Les chercheurs, dirigés par Hassen Nouri et ses collègues, ont mis en place une expérience ingénieuse utilisant une chambre scellée remplie d'un mélange de vapeurs acides. Imaginez cette installation comme un sauna de haute technologie. Au lieu de faire tremper les cellules solaires dans une piscine d'acide, ils ont placé les cellules sur une étagère chaude au-dessus d'un récipient de produits chimiques bouillonnants. La chaleur a créé une brume montante de vapeurs d'acide fluorhydrique et d'acide nitrique qui a délicatement effleuré la surface des cellules solaires. Cette vapeur a agi comme un sculpteur microscopique, rongeant de minuscules morceaux de la surface de silicium pour créer une texture spongieuse pleine de petits trous, connue sous le nom de silicium poreux. Crucialement, comme les cellules n'ont jamais touché le liquide, les contacts métalliques à l'arrière n'ont pas été corrodés ou ruinés.
Les résultats ont été une véritable réussite. Lorsqu'ils ont examiné les cellules solaires traitées, ils ont constaté que la surface brillante avait été transformée. Avant le traitement, les cellules réfléchissaient environ 25 % de la lumière qui les frappait — ce qui signifie qu'un quart de l'énergie solaire rebondissait et partait au gaspillage.
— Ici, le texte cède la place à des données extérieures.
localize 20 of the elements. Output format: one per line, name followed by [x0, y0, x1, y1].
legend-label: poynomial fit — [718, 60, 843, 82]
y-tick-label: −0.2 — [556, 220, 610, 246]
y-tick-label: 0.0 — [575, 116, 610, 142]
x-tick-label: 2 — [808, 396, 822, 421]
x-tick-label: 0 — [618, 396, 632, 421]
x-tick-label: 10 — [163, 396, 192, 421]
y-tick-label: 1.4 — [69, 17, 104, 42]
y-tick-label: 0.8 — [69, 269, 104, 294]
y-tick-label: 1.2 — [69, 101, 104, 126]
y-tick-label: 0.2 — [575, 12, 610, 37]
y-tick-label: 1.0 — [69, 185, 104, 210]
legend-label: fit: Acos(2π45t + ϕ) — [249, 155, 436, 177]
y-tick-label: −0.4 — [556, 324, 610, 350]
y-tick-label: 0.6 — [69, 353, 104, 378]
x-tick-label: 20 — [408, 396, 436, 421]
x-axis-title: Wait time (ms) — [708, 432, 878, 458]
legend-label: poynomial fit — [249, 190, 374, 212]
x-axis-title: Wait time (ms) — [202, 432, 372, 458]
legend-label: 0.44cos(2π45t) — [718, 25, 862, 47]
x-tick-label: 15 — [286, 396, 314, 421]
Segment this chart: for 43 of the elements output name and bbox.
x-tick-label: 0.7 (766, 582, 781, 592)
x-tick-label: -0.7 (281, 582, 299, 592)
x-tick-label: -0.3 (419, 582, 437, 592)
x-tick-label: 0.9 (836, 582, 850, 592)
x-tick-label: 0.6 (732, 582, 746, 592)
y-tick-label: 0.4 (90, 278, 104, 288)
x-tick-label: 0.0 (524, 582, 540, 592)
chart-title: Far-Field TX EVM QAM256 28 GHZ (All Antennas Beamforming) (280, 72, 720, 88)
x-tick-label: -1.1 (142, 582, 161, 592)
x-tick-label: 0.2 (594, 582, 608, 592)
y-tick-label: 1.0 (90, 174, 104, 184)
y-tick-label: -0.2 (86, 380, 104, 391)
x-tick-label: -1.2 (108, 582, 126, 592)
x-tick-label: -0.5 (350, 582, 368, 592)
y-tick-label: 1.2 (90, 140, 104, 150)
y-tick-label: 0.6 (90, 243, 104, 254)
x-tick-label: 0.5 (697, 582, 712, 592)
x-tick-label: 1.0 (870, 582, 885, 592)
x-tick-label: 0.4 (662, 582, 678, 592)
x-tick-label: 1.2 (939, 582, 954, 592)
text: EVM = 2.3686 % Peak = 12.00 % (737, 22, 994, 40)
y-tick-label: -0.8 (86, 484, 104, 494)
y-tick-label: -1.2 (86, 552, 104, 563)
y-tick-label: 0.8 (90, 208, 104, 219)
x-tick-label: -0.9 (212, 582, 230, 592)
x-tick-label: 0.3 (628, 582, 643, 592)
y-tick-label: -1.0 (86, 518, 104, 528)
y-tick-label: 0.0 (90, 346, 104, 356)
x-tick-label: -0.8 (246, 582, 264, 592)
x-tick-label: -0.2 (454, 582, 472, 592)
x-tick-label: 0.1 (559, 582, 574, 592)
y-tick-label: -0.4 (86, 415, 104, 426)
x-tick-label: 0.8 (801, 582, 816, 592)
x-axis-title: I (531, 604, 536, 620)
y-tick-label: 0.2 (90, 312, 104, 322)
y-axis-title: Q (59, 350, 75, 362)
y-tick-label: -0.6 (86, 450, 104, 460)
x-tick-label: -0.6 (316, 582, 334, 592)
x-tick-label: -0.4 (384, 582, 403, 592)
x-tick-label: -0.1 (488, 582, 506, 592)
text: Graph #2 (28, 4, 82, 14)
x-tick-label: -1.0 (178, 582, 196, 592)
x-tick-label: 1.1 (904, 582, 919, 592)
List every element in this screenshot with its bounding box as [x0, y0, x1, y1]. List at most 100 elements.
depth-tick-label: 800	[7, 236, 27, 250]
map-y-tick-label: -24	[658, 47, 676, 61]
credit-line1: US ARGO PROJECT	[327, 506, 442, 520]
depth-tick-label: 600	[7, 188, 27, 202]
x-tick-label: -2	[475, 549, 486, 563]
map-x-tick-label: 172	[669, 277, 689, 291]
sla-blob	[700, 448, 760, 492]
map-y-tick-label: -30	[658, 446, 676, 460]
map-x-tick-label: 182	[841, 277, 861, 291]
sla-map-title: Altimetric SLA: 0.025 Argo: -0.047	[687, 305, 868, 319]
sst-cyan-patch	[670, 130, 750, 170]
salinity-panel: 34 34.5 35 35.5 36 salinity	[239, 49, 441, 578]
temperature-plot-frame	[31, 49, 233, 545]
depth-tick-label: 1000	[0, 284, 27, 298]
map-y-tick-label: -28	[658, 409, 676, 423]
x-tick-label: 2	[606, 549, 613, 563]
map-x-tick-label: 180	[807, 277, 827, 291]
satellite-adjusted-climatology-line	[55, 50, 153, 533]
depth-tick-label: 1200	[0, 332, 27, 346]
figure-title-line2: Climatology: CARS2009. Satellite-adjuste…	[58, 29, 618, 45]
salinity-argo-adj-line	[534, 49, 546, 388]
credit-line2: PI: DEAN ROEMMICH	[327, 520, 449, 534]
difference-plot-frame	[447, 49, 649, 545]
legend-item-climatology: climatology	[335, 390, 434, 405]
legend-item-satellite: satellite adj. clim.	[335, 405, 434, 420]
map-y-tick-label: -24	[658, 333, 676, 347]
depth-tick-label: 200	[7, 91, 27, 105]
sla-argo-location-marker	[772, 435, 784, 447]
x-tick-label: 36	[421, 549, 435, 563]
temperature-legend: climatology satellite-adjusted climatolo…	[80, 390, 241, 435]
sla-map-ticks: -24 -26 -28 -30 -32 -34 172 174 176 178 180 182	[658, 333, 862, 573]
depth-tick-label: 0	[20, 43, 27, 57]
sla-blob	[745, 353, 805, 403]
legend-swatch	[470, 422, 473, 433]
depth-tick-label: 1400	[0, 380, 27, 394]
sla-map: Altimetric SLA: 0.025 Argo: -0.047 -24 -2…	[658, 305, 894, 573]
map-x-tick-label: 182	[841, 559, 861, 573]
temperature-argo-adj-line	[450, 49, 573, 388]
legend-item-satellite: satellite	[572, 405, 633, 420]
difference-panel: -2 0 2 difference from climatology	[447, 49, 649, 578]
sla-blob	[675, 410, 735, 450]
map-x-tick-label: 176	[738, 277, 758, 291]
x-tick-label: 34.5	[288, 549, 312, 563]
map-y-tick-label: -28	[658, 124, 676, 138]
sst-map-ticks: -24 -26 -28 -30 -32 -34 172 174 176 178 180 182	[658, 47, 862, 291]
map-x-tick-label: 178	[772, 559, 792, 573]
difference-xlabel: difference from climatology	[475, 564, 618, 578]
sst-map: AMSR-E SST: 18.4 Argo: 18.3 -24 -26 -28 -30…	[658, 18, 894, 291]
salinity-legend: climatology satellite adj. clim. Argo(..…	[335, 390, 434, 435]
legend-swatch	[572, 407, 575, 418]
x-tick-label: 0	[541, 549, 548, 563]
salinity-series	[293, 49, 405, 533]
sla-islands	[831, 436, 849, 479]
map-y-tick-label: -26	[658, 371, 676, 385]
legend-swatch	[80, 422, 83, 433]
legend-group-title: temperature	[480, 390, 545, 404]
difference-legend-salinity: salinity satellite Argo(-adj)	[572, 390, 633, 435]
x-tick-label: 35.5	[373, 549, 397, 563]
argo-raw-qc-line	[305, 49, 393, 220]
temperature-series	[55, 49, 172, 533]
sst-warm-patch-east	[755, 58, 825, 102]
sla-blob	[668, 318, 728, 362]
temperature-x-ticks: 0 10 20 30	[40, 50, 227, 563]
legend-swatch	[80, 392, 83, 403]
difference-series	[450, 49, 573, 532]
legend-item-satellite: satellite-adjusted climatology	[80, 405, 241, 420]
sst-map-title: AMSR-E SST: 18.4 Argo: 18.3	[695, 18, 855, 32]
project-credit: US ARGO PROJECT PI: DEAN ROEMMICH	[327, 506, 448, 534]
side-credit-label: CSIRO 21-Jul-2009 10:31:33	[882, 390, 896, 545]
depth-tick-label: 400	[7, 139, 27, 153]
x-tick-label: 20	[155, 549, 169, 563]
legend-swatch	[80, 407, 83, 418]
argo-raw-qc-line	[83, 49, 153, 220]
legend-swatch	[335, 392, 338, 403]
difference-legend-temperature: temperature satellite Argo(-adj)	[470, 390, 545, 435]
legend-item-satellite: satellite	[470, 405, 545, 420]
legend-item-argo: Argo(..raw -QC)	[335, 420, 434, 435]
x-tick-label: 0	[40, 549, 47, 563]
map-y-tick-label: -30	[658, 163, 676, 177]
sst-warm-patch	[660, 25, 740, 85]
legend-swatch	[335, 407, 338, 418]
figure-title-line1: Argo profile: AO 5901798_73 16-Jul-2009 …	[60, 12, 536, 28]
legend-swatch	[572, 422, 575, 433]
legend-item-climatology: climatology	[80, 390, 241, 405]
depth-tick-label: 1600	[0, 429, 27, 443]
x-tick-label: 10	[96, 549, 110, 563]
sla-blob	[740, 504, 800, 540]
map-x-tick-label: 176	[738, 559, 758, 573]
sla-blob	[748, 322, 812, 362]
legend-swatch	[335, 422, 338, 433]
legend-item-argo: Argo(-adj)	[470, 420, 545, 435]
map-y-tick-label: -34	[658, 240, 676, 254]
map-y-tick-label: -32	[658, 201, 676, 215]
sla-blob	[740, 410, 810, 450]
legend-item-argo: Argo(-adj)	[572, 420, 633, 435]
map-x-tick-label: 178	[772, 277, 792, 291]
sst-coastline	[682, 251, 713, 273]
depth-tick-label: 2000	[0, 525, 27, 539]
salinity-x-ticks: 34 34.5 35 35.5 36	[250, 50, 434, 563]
Après le traitement par vapeur, cette réflexion est tombée de manière spectaculaire entre 8 % et 12 %. C'est comme si la cellule solaire était passée du port d'un miroir au port d'un manteau de velours noir qui absorbe la lumière. Ce changement a permis aux cellules de capter nettement plus d'énergie, augmentant ainsi la quantité de courant électrique qu'elles peuvent produire.
Mais la magie ne s'arrête pas à la simple capture de la lumière. Le traitement par vapeur a également agi comme un pansement pour les blessures internes de la cellule solaire. Le processus a créé une couche riche en liaisons silicium-hydrogène, que les chercheurs ont identifiées grâce à un outil spécial de spectroscopie lumineuse (FTIR). Ces liaisons ont agi comme une colle, scellant les petites fissures et les limites à l'intérieur du silicium multicristallin où l'énergie se perd habituellement. Cet effet de « guérison » a été mesuré en vérifiant la capacité de la cellule à maintenir sa charge électrique ; la résistance à la fuite d'énergie (résistance de shunt) est passée d'environ 250 Ω à 780 Ω.
En combinant tout cela, les cellules solaires ont bien mieux performé. La quantité d'électricité qu'elles peuvent générer sous une lumière solaire standard (densité de courant de court-circuit) est passée de 24,44 mA/cm² à 28,61 mA/cm². Plus important encore, l'efficacité globale de la transformation de la lumière solaire en électricité est passée de 8,80 % à 11,50 %. Les chercheurs ont également utilisé une technique de balayage laser spéciale appelée LBIC pour cartographier la surface de la cellule solaire, confirmant que l'effet de « guérison » était particulièrement fort au niveau des joints de grains — les bords désordonnés où les cristaux de silicium se rejoignent.
En résumé, cette étude suggère que l'utilisation d'une vapeur sèche contrôlée pour graver les cellules solaires est une méthode prometteuse pour qu'elles captent plus de lumière et perdent moins d'énergie. Elle offre une alternative plus propre et plus évolable aux bains de liquides désordonnés actuellement utilisés, ouvélant potentiellement la voie à des panneaux solaires moins chers et plus efficaces. Les auteurs soulignent que, bien que les résultats soient solides, il s'agit d'un résultat spécifique à ce type de silicium multicristallin et à cette méthode de vapeur spécifique, offrant un nouvel outil à l'industrie solaire pour l'explorer.